I think that is the crux here. Who is making the attack, is it looking for a specific network so that it can worm its way into internal servers or just a place to download child porn and let someone else take the fall? The attack depends upon the box being inconspicuous enough and buried deep enough in the slush pile to do its work and jimmy the virtual locks.
Which begs the question of who has a mail room, as smaller companies only take a few minutes to distribute packages. So that means attacking a business that has its own building in some industrial park at minimum. Most likely manufacturing.
And now the question is: why? What are you hoping to accomplish, once you’re in? Steal information from competitors? Find out what products they are planning, or steal their bid proposals to outbid them? Or just vandalise their files in the hopes of driving them into bankruptcy?

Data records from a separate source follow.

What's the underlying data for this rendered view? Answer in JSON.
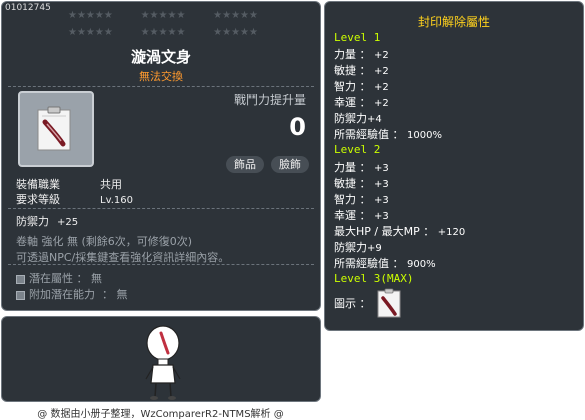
{
  "item_id": "01012745",
  "header": {
    "stars_group": "★★★★★",
    "name": "漩渦文身",
    "trade_status": "無法交換"
  },
  "stat_panel": {
    "label": "戰鬥力提升量",
    "value": "0",
    "tags": [
      "飾品",
      "臉飾"
    ]
  },
  "requirements": {
    "job_label": "裝備職業",
    "job_value": "共用",
    "level_label": "要求等級",
    "level_value": "Lv.160"
  },
  "defense": {
    "label": "防禦力",
    "value": "+25"
  },
  "scroll_line": "卷軸 強化 無 (剩餘6次，可修復0次)",
  "npc_line": "可透過NPC/採集鍵查看強化資訊詳細內容。",
  "potential": [
    {
      "label": "潛在屬性",
      "value": "： 無"
    },
    {
      "label": "附加潛在能力",
      "value": "： 無"
    }
  ],
  "footer": "@ 数据由小册子整理，WzComparerR2-NTMS解析 @",
  "seal": {
    "title": "封印解除屬性",
    "level1": {
      "label": "Level 1",
      "stats": [
        {
          "name": "力量 ： ",
          "value": "+2"
        },
        {
          "name": "敏捷 ： ",
          "value": "+2"
        },
        {
          "name": "智力 ： ",
          "value": "+2"
        },
        {
          "name": "幸運 ： ",
          "value": "+2"
        },
        {
          "name": "防禦力",
          "value": "+4"
        },
        {
          "name": "所需經驗值 ： ",
          "value": "1000%"
        }
      ]
    },
    "level2": {
      "label": "Level 2",
      "stats": [
        {
          "name": "力量 ： ",
          "value": "+3"
        },
        {
          "name": "敏捷 ： ",
          "value": "+3"
        },
        {
          "name": "智力 ： ",
          "value": "+3"
        },
        {
          "name": "幸運 ： ",
          "value": "+3"
        },
        {
          "name": "最大HP / 最大MP ： ",
          "value": "+120"
        },
        {
          "name": "防禦力",
          "value": "+9"
        },
        {
          "name": "所需經驗值 ： ",
          "value": "900%"
        }
      ]
    },
    "level3_label": "Level 3(MAX)",
    "figure_label": "圖示 ："
  },
  "colors": {
    "panel_bg": "#2d3339",
    "trade_orange": "#ff9a2e",
    "level_green": "#ccff00",
    "seal_title_yellow": "#ffd21d"
  }
}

I am overthinking this. I keep forgetting that people can simply be assholes.
I would bet you could easily create a piece of marketing swag that looks like it comes from IBM, Oracle, Cisco, any of 1,000 smaller vendors. Snaplogic literally sent me a pair of socks a few years ago with some marketing material. Put it in a box, with an insert to hold the paper on top flat, sock (or other swag) in the center with raised areas on both sides of it, glue the insert into the box so it’s not likely to be removed. Put whatever you need underneath in the void space.
Mail the fake marketing item to someone based on LinkedIn that works in the correct area. Watch it sit for weeks before being thrown out.

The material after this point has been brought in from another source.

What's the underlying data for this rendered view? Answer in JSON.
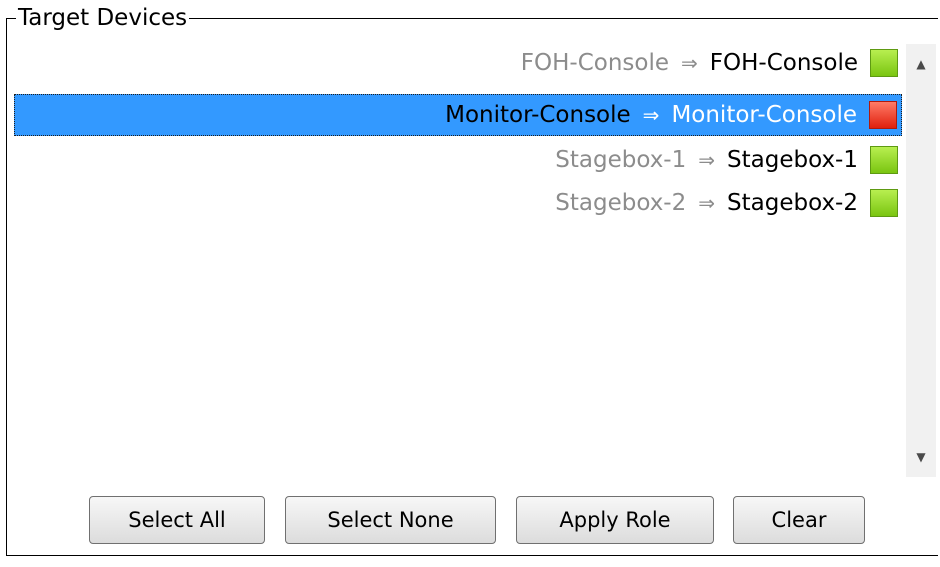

The physical mail part of this hack is the easiest part. It’s barely a step up from leaving USB keys in the parking lot. Getting the payload to work right is the harder part.

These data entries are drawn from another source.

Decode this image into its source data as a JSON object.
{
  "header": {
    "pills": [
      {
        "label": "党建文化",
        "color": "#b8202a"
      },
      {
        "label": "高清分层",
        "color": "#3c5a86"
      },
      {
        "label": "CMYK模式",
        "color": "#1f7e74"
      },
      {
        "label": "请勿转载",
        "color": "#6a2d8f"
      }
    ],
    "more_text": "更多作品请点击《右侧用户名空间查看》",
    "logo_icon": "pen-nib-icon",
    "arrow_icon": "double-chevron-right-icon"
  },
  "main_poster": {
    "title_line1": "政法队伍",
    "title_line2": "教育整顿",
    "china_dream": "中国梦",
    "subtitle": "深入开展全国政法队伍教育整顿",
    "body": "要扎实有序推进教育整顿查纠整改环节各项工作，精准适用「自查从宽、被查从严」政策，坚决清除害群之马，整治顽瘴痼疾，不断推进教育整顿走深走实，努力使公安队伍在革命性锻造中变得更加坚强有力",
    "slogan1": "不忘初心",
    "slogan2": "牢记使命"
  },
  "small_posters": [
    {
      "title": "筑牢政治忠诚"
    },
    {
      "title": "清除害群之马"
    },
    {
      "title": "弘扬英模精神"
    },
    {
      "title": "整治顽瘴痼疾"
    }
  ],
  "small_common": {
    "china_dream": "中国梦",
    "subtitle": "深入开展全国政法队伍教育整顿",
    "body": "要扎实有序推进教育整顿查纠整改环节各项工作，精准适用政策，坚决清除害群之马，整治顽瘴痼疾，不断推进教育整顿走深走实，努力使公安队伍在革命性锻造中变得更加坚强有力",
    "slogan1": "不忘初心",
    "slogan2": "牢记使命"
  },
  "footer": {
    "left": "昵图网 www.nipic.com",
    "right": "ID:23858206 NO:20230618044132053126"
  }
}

I get that this seems like a new attack vector but, not really. Most of the time, it’s far easier to just sit outside a building of the company you are targeting, pickup their wifi from there and do your business. It’s not like wi-fi networks respect property boundaries or most physical security measures. The whole process of building a specialized device and shipping it seems like a waste for most use cases. I suppose it might help for same particularly well protected datacenters, but even then, if there’s wifi inside, there’s almost certainly the same but somewhat weaker wifi signal available out in the parking lot.